Yesterday in a training, one of my directors said to a group of special investigators at an insurance company, every day you go to work and your job is to ruin someone else’s. Putting that aside, I do believe and hope that most providers are deeply committed to the medical profession, and that the ones that we have the “opportunity” to work with, are the outliers. This article by the New York Times outlines some of the issues doctors face when they are burned out from working too hard because the healthcare system makes it difficult for them to care for their patients.
We often hear that the documentation requirements leave providers with less time to talk to their patients. We have also heard from providers who ended up committing fraud talk about how expensive it was to do their job, and that they were being unfairly compensated.

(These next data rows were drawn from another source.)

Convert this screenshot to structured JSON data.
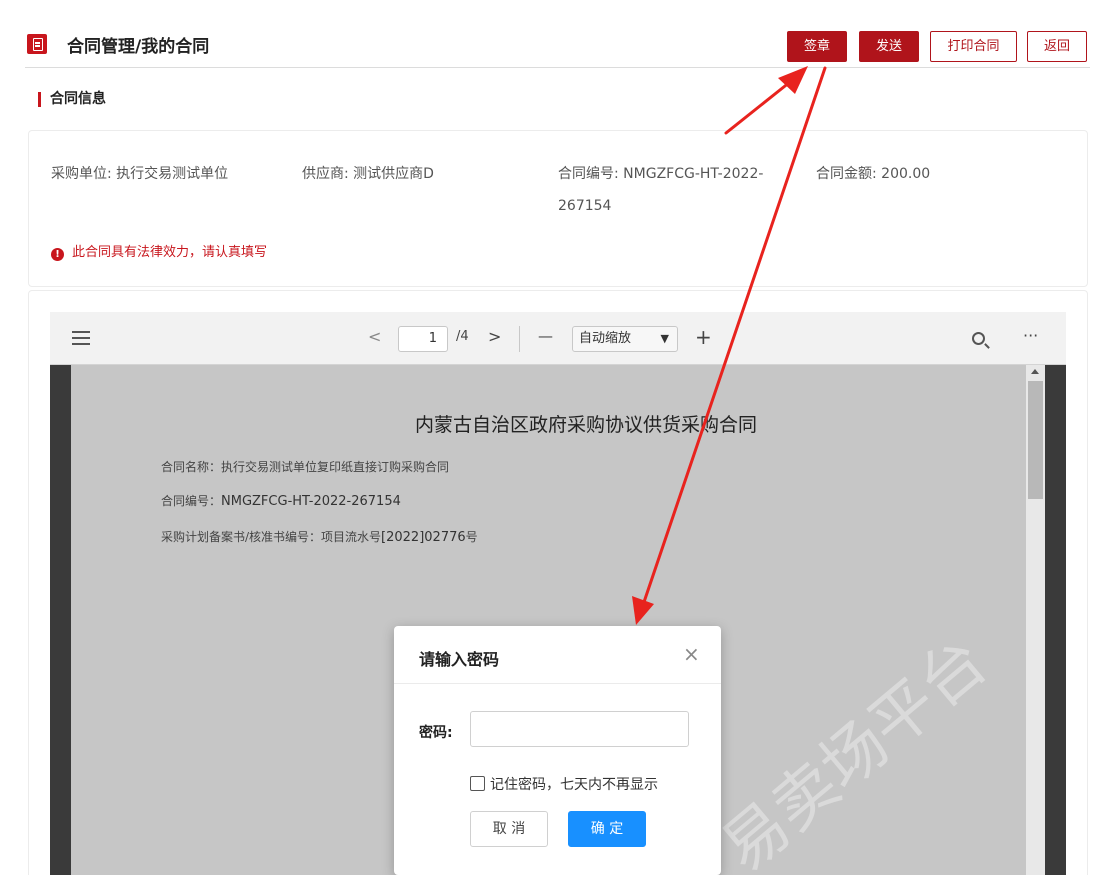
{
  "header": {
    "title": "合同管理/我的合同",
    "buttons": {
      "sign": "签章",
      "send": "发送",
      "print": "打印合同",
      "back": "返回"
    }
  },
  "section": {
    "title": "合同信息"
  },
  "info": {
    "purchaser": "采购单位: 执行交易测试单位",
    "supplier": "供应商: 测试供应商D",
    "contract_no_line1": "合同编号: NMGZFCG-HT-2022-",
    "contract_no_line2": "267154",
    "amount": "合同金额: 200.00",
    "warning": "此合同具有法律效力，请认真填写",
    "warning_icon": "!"
  },
  "viewer": {
    "prev": "<",
    "page": "1",
    "page_total": "/4",
    "next": ">",
    "zoom_out": "—",
    "zoom": "自动缩放",
    "zoom_in": "+",
    "more": "···",
    "document": {
      "title": "内蒙古自治区政府采购协议供货采购合同",
      "name_label": "合同名称：执行交易测试单位复印纸直接订购采购合同",
      "no_label": "合同编号：",
      "no_value": "NMGZFCG-HT-2022-267154",
      "plan_label": "采购计划备案书/核准书编号：项目流水号",
      "plan_value": "[2022]02776",
      "plan_suffix": "号",
      "watermark": "易卖场平台"
    }
  },
  "modal": {
    "title": "请输入密码",
    "close": "×",
    "password_label": "密码:",
    "password_value": "",
    "remember": "记住密码，七天内不再显示",
    "cancel": "取 消",
    "confirm": "确 定"
  },
  "colors": {
    "brand_red": "#b0141b",
    "primary_blue": "#1890ff",
    "arrow_red": "#e8231e"
  }
}
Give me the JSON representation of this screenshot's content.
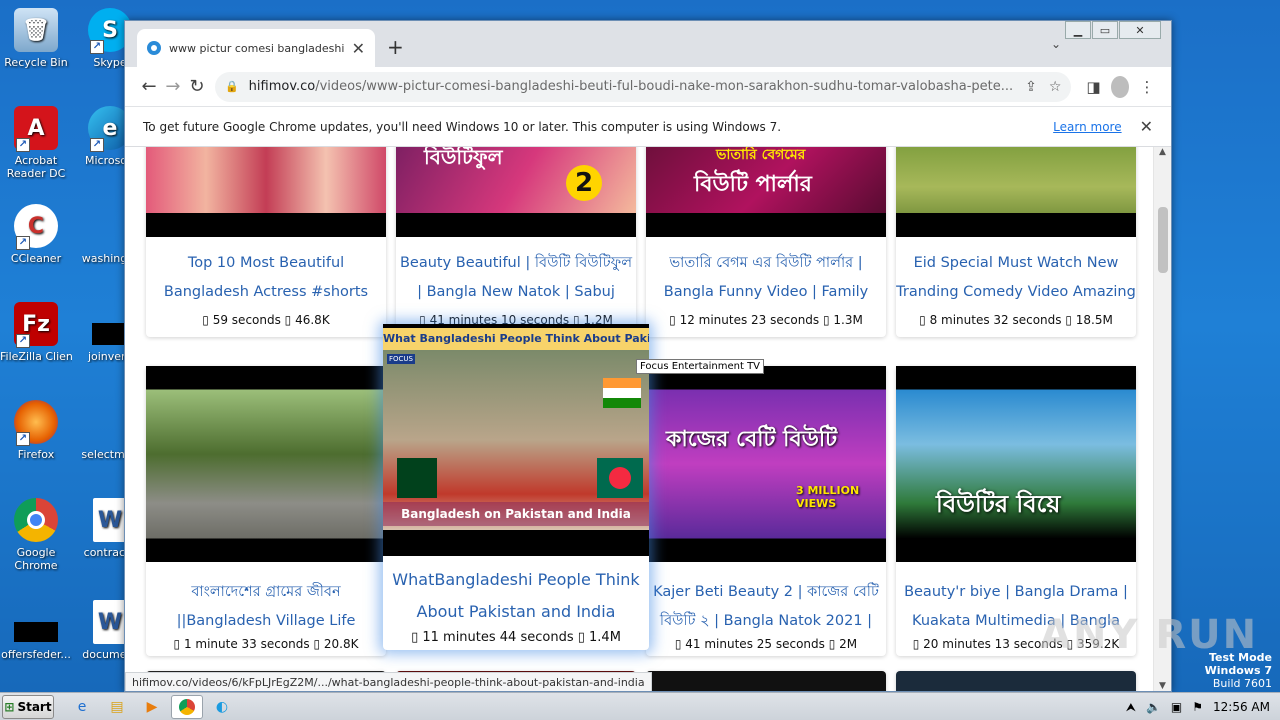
{
  "desktop": {
    "icons": [
      {
        "label": "Recycle Bin"
      },
      {
        "label": "Skype"
      },
      {
        "label": "Acrobat Reader DC"
      },
      {
        "label": "Microsoft"
      },
      {
        "label": "CCleaner"
      },
      {
        "label": "washingto"
      },
      {
        "label": "FileZilla Client"
      },
      {
        "label": "joinvery"
      },
      {
        "label": "Firefox"
      },
      {
        "label": "selectmen"
      },
      {
        "label": "Google Chrome"
      },
      {
        "label": "contractb"
      },
      {
        "label": "offersfeder..."
      },
      {
        "label": "document"
      }
    ]
  },
  "browser": {
    "tab": {
      "title": "www pictur comesi bangladeshi beut"
    },
    "url_host": "hifimov.co",
    "url_path": "/videos/www-pictur-comesi-bangladeshi-beuti-ful-boudi-nake-mon-sarakhon-sudhu-tomar-valobasha-pete...",
    "infobar": {
      "message": "To get future Google Chrome updates, you'll need Windows 10 or later. This computer is using Windows 7.",
      "learn_more": "Learn more"
    },
    "status_url": "hifimov.co/videos/6/kFpLJrEgZ2M/.../what-bangladeshi-people-think-about-pakistan-and-india"
  },
  "videos_row1": [
    {
      "title": "Top 10 Most Beautiful Bangladesh Actress #shorts video",
      "duration": "59 seconds",
      "views": "46.8K"
    },
    {
      "title": "Beauty Beautiful | বিউটি বিউটিফুল | Bangla New Natok | Sabuj Ahmed",
      "duration": "41 minutes 10 seconds",
      "views": "1.2M"
    },
    {
      "title": "ভাতারি বেগম এর বিউটি পার্লার | Bangla Funny Video | Family",
      "duration": "12 minutes 23 seconds",
      "views": "1.3M"
    },
    {
      "title": "Eid Special Must Watch New Tranding Comedy Video Amazing",
      "duration": "8 minutes 32 seconds",
      "views": "18.5M"
    }
  ],
  "videos_row2": [
    {
      "title": "বাংলাদেশের গ্রামের জীবন ||Bangladesh Village Life",
      "duration": "1 minute 33 seconds",
      "views": "20.8K"
    },
    {
      "title": "WhatBangladeshi People Think About Pakistan and India",
      "duration": "11 minutes 44 seconds",
      "views": "1.4M",
      "thumb_top_text": "What Bangladeshi People Think About Pakistan and India",
      "thumb_bottom_text": "Bangladesh on Pakistan and India",
      "thumb_badge": "FOCUS"
    },
    {
      "title": "Kajer Beti Beauty 2 | কাজের বেটি বিউটি ২ | Bangla Natok 2021 |",
      "duration": "41 minutes 25 seconds",
      "views": "2M",
      "thumb_text": "কাজের বেটি বিউটি",
      "thumb_badge": "3 MILLION VIEWS"
    },
    {
      "title": "Beauty'r biye | Bangla Drama | Kuakata Multimedia | Bangla New",
      "duration": "20 minutes 13 seconds",
      "views": "359.2K",
      "thumb_text": "বিউটির বিয়ে"
    }
  ],
  "thumb_texts_row1": {
    "card2": "বিউটিফুল",
    "card2_badge": "2",
    "card3": "বিউটি পার্লার",
    "card3_top": "ভাতারি বেগমের"
  },
  "tooltip": "Focus Entertainment TV",
  "taskbar": {
    "start": "Start",
    "clock": "12:56 AM"
  },
  "watermark": {
    "line1": "Test Mode",
    "line2": "Windows 7",
    "line3": "Build 7601",
    "anyrun": "ANY RUN"
  },
  "colors": {
    "link": "#2962b0",
    "accent": "#1a73e8"
  }
}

“More and more doctors are coming to believe that the pandemic merely worsened the strain on a health care system that was already failing because it prioritizes profits over patient care.”
Doctors on the front lines of America’s profit-driven healthcare system are susceptible to moral injury, which is a term used to describe the emotional wounds sustained by doctors when they witness or commit acts that violate their core values during the course of fulfilling their duties.
Psychiatrist Wendy Dean and surgeon Simon Talbot published a piece about their experience succumbing to this strain, “as the demands of administrators, hospital executives and insurers forced them to stray from the ethical principles that were supposed to govern their profession. The pull of these forces left many doctors anguished and distraught, caught between the Hippocratic oath and ‘the realities of making a profit from people at their sickest and most vulnerable.’”
However, as this article so poignantly outlines, doctors do not necessarily have a safe way to report issues with the system and/or their own mental health struggles because, more than likely, there would be a negative impact to their career.
As private equity investment in the healthcare industry has surged, increased merger and acquisition activity has forced physician practices, hospitals, outpatient clinics, and home health agencies to do business differently. “Once in charge, these companies start squeezing the doctors to see more patients per hour, cutting staff.”
As the focus on revenue and the adoption of business metrics has grown, I wonder if we will see more fraud, waste and abuse, higher physician suicide rates due to their moral injuries, or perhaps less people embarking on careers in medicine.